Isso tem efeitos para as nações mais ricas, que podem argumentar que sua contribuição para o desmatamento é proporcionalmente pequena.
"A UE e os EUA estabeleceram um padrão global que está sendo absorvido cada vez mais na China, na Índia e em outros mercados emergentes", diz David Kaimowitz, diretor de recursos naturais e mudanças climáticas da Fundação Ford. "Se eles veem empresas ou países que importam muito desmatamento em seus produtos sendo criticados publicamente ou responsabilizados, isso não é passado para as suas próprias políticas."

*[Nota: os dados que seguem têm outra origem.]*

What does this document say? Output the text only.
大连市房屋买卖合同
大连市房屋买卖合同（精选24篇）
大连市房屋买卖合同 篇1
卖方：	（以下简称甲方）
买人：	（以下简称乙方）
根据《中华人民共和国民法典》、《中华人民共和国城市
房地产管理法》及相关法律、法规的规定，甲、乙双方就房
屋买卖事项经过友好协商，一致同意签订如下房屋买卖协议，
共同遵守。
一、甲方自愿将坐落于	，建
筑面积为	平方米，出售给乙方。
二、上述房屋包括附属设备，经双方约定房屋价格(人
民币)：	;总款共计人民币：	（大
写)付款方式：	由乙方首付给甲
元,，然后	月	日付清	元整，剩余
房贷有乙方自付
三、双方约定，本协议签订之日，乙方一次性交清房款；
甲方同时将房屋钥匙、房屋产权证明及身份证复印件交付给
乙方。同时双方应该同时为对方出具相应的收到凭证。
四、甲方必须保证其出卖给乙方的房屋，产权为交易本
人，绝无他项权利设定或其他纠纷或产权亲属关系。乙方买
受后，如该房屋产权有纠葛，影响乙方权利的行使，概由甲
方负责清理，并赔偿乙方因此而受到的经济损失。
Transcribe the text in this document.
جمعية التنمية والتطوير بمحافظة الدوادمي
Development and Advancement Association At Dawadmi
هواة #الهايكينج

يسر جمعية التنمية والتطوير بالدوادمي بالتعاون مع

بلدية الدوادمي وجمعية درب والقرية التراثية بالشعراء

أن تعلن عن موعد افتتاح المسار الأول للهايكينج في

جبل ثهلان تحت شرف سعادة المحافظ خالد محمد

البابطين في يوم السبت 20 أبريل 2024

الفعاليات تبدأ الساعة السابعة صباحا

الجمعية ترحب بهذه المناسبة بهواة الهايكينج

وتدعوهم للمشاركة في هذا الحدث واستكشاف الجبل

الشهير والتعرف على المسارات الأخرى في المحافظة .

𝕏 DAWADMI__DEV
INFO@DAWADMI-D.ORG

Os mercados de óleo de palma, soja e carne bovina são dominados por um pequeno grupo de multinacionais, algumas delas com sede na Europa e na América do Norte. "Se a UE puder pressioná-las a mudar suas práticas de produção, isso pode ter efeitos em outros países", afirma Persson.
Mas uma recente decisão da UE de classificar o óleo de palma em biocombustíveis como insustentável, em parte devido a preocupações da opinião pública sobre o desmatamento, provocou temores de uma guerra comercial entre o bloco europeu e os dois maiores exportadores de óleo de palma do mundo, a Indonésia e a Malásia.
Esses países acusaram a UE de protecionismo por reprovarem o óleo de palma sem abordar as preocupações associadas ao cultivo de óleos vegetais menos eficientes, como a colza.
O ministro da Coordenação da Economia da Indonésia, Darmin Nasution, disse neste mês em Bruxelas ser irônico que a UE, que derrubou uma parcela muito maior de suas florestas, estivesse dando conselhos de gestão florestal a países ricos em árvores. Ele também apontou a contribuição do óleo de palma para o alívio da pobreza.
"O foco da perspectiva europeia é o desmatamento, a mudança do uso da terra e assim por diante", observa Dermawan. "Mas, da perspectiva da Indonésia, trata-se de pequenos agricultores, desenvolvimento e meios de subsistência. Isso também deve ser discutido e contextualizado."